Another reason people, especially teens, commit suicide is because of control issues. Most people wish to have control over their lives, and they view suicide as the ultimate expression of autonomy. In The Faerie Queene, Despair tells Redcross that death is a way to end suffering. The Christian knight responds, “‘The term of life is limited, nor may a man prolong, nor shorten it; the soldier may not move from watchful stead, nor leave his stand, until his Captain bid.’” Redcross knows that God controls his fate, but Despair persists. Does Redcross wish to be a mere soldier, or will he be the captain of his fate? Rebellious teens as well as adults resist the authority of God to maintain an illusion of control over their lives. “A man’s heart plans his way, but the LORD directs his steps.” (Proverbs 16:9, NKJV). God determines the fate of each man; therefore suicide is the ultimate expression of ignorance, not autonomy.
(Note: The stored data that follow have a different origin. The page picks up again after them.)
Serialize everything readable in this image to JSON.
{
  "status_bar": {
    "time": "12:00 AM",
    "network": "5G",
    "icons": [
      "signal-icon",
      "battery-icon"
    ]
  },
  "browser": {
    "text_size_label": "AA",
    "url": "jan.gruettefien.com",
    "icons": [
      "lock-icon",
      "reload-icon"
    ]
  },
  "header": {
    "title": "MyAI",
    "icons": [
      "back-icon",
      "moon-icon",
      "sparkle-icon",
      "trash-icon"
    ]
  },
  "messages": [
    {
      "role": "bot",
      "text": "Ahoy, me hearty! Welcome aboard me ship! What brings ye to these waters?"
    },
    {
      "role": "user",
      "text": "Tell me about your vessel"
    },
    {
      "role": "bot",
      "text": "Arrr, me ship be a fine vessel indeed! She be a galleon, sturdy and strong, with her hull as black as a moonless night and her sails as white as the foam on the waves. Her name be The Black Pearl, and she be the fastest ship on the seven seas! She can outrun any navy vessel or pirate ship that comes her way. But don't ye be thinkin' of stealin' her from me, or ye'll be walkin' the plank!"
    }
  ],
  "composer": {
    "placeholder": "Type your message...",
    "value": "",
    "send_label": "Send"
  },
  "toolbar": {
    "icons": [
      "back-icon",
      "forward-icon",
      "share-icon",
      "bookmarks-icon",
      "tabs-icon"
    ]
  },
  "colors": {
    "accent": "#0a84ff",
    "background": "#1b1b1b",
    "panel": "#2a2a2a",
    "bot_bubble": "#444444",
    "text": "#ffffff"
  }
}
Thus, despair can be refuted with common sense, virtue, and a willingness to submit to God’s authority. Suicide does not end suffering, but shows a rejection of the usefulness of suffering in human life. Nor does suicide affect only one individual. It demonstrates selfishness and a rejection of virtue. Finally, suicide does not show control, but ignorant rebellion. Isaiah 1:18 says, “’Come now, and let us reason together,’ says the LORD, ‘Though your sins are like scarlet, they shall be as white as snow; though they are red like crimson, they shall be as wool.’” Christians, then, should reject the arguments of Despair and reason with God, ultimately accepting His great gift—mercy and everlasting life in Christ.